The World Reference Base for Soil Resources (WRB) is an international soil classification system for soil nomenclature and soil map legending. It is edited by a Working Group of the International Union of Soil Sciences - IUSS.

The WRB comprises two levels: the First Level has 32 Soil Reference Groups (GSR); The Second Level consists of the name of the GSR combined with a set of primary and supplementary qualifiers.

The WRB uses diagnostic horizons, properties and materials, and also simple characteristics (such as a certain texture or base saturation) to assign a soil the appropriate Soil Reference Group (GSR). A key is used for this assignment.

For the Second Level of the classification, qualifiers are used, which have a unique definition. The qualifiers available for use with a GSR are listed in the key along with the GSR. They are divided into main and supplementary qualifiers. Primary qualifiers are important for the subdivision of soils in a GSR. They are hierarchical and are presented in the order of their importance. The supplementary qualifiers are not hierarchical and are used in the following way: first the qualifiers referring to the texture, then the other qualifiers according to alphabetical order. Primary qualifiers are added in front of the GSR name. The sequence is from right to left, that is, the highest qualifier in the list is placed closest to the name of the GSR. Supplementary qualifiers are added after the GSR name in parentheses and separated from each other by commas. The sequence is from left to right. To name a soil, all applicable qualifiers must be added.

For map legends the number of qualifiers depends on the scale.

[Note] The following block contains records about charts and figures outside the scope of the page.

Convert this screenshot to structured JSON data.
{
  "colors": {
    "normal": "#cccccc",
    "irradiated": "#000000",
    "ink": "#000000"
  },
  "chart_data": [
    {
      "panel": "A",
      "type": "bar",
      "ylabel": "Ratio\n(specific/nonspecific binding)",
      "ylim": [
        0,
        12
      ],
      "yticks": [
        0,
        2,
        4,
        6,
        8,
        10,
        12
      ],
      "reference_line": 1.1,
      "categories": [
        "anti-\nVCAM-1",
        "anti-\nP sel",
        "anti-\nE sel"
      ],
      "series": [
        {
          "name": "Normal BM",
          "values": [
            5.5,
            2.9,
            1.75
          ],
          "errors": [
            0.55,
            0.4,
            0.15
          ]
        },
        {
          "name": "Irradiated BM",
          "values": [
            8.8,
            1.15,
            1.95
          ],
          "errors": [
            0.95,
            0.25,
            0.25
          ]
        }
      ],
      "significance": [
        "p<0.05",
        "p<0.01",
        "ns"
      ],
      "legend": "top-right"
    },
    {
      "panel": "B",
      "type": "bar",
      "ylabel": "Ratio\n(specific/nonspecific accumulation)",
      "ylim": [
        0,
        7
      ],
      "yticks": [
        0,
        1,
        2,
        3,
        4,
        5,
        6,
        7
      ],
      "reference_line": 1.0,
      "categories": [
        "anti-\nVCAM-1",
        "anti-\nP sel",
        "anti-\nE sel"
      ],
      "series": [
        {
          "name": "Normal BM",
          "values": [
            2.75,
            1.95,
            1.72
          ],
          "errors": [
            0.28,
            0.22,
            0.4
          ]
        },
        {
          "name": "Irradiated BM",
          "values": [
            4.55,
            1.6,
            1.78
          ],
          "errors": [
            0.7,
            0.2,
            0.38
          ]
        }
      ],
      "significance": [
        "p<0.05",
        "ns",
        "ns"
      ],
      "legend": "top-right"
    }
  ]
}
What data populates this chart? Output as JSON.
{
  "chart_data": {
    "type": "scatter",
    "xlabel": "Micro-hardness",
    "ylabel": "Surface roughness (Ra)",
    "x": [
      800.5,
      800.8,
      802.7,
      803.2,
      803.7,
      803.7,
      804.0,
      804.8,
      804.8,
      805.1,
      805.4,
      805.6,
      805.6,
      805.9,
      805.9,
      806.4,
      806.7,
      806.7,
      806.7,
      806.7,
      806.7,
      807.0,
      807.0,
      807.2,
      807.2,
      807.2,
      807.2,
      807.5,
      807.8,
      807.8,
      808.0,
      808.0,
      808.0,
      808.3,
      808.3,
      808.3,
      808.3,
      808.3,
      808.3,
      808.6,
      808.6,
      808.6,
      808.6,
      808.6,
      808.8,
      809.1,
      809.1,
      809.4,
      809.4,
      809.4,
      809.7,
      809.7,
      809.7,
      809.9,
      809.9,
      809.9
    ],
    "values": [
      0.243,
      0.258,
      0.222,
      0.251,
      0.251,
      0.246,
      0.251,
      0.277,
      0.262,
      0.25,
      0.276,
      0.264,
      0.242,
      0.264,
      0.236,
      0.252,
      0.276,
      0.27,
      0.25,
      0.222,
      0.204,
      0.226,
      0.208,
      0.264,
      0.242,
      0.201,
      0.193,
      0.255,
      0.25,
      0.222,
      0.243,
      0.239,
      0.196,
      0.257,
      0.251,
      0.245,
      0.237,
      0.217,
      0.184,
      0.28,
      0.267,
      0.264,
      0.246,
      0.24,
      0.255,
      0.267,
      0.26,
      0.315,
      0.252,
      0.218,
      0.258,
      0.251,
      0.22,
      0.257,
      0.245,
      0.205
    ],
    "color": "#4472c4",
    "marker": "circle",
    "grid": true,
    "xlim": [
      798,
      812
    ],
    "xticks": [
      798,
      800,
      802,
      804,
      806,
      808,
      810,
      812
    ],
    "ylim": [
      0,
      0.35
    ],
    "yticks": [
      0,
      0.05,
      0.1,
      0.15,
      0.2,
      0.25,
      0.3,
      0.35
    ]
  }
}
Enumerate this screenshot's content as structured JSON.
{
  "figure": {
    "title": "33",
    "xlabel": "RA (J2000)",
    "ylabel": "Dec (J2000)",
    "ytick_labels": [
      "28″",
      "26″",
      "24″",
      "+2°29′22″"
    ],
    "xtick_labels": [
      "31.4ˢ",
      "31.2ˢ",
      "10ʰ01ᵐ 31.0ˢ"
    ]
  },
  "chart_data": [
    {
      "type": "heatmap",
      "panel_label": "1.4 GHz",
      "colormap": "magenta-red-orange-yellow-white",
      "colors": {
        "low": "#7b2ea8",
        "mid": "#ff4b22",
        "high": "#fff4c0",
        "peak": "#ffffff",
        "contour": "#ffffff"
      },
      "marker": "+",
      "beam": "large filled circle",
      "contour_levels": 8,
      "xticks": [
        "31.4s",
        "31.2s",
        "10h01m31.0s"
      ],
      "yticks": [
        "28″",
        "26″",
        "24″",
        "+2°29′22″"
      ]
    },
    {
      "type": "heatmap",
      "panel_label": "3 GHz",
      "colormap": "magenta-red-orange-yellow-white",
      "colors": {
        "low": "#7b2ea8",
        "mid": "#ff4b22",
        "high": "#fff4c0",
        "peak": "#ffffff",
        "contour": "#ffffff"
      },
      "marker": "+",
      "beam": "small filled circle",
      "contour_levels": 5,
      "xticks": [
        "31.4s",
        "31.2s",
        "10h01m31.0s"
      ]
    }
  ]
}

Soil Taxonomy Classification

Classifies soils by nomenclature of:.

The orders are:

La taxonomía de suelos de USDA, o sintéticamente y más generalizada Soil Taxonomy, desarrollada y coordinada internacionalmente por el Ministerio de Agricultura de los Estados Unidos (en inglés, el United States Department of Agriculture y su subsidiaria Natural Resources Conservations Service) da una clasificación de suelos acorde a varios parámetros.

Aridisols

Most aridisols are enriched with calcium carbonate. In these soils it is found as fine crystals dispersed in the matrix.

Gelisols

Soils affected by permafrost.

Mollisols

Mollisols are geographically associated with grassland vegetation, which is why they are often known as grassland soils. They have been formed under different types of them; Thus, Boul et al (1980) comment on the different heights they reached (greater than 12 m, less than 30/50 cm or intermediate) whose effect, through their biomass, affects the thickness of the molic horizon, through profit processes, in environments with a tendency towards neutrality and abundant intervention of edaphic organisms.

In some areas, transitional to more humid climates, for example in the Maicao area and to the south of it, there is the presence of mollisols as a result of greater biomass and humification of the soil; They are especially calciustolls, haplustolls, aridic, lithic, salothidic or terrértic. (Soto X, 2010) taken from (Malagon et al 1987).

In Colombian mollisols, despite theoretically higher proportions of humic acids and types of chernozemic and eutrophic humus, climatic conditions are not favorable. The high contribution of grass biomass related to these soils in other parts of the world (central plains of the United States, Canada, Argentina); The prairie conditions provided high contents of organic materials; of which 50 percent is incorporated annually into the soil in its A horizon.